1. A probe complex in which a hydrophilic intermedium with a molecular weight of 2,000 or more is linked to a hydrophilic carrier, and a probe and two or more detection markers are linked to the intermedium.

2. A probe complex in which a hydrophilic intermedium with a molecular weight of 2,000 or more is linked to a hydrophilic carrier, and a probe and two or more detection markers with a molecular weight of 10,000 or less are linked to the intermedium.

3. The probe complex according to claim 1 wherein the detection markers are biotins.

4. The probe complex according to claim 1 wherein the detection markers are haptens.

5. The probe complex according to claim 1 wherein the detection markers are fluorescent substances or luminescent substances.

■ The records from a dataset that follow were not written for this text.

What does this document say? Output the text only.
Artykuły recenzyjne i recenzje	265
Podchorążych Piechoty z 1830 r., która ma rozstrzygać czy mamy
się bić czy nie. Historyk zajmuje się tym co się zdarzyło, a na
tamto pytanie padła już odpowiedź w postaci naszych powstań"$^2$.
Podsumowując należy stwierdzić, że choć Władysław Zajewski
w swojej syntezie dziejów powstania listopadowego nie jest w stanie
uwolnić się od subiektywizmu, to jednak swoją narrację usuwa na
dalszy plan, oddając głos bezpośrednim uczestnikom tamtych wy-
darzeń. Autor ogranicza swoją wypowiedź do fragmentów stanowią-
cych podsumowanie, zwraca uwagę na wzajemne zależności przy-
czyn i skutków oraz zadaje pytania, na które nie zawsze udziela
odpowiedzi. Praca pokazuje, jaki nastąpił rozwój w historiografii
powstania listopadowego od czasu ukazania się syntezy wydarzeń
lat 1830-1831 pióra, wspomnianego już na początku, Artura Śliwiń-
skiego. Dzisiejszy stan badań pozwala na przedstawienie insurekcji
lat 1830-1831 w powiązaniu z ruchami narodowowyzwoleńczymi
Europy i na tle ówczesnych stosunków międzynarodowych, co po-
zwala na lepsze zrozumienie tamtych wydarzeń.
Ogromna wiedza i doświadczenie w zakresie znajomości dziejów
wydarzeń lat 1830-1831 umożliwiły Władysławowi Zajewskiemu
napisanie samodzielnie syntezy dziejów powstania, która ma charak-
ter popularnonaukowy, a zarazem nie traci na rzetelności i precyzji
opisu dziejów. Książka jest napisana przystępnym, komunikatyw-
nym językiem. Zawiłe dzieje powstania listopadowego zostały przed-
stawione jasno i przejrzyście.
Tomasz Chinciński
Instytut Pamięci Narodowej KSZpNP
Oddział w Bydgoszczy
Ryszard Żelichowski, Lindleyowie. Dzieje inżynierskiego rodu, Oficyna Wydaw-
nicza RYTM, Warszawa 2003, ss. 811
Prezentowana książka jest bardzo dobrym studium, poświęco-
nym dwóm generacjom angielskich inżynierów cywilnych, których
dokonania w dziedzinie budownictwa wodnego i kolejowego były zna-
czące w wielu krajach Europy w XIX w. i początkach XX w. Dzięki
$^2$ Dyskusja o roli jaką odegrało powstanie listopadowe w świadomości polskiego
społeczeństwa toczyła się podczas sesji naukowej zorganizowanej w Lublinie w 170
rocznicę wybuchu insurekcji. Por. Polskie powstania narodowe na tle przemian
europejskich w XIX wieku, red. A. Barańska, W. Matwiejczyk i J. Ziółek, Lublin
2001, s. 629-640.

6. The probe complex according to claim 1 wherein the detection markers have radioisotopes.

7. The probe complex according to claim 1 wherein the detection markers are substances that have an ability to bind to an antibody.

8. The probe complex according to claim 2 wherein the detection markers are biotins.

9. The probe complex according to claim 2 wherein the detection markers are haptens.

10. The probe complex according to claim 2 wherein the detection markers are fluorescent substances or luminescent substances.

11. The probe complex according to claim 2 wherein the detection markers have radioisotopes.

12. The probe complex according to claim 2 wherein the detection markers are substances that have an ability to bind to an antibody.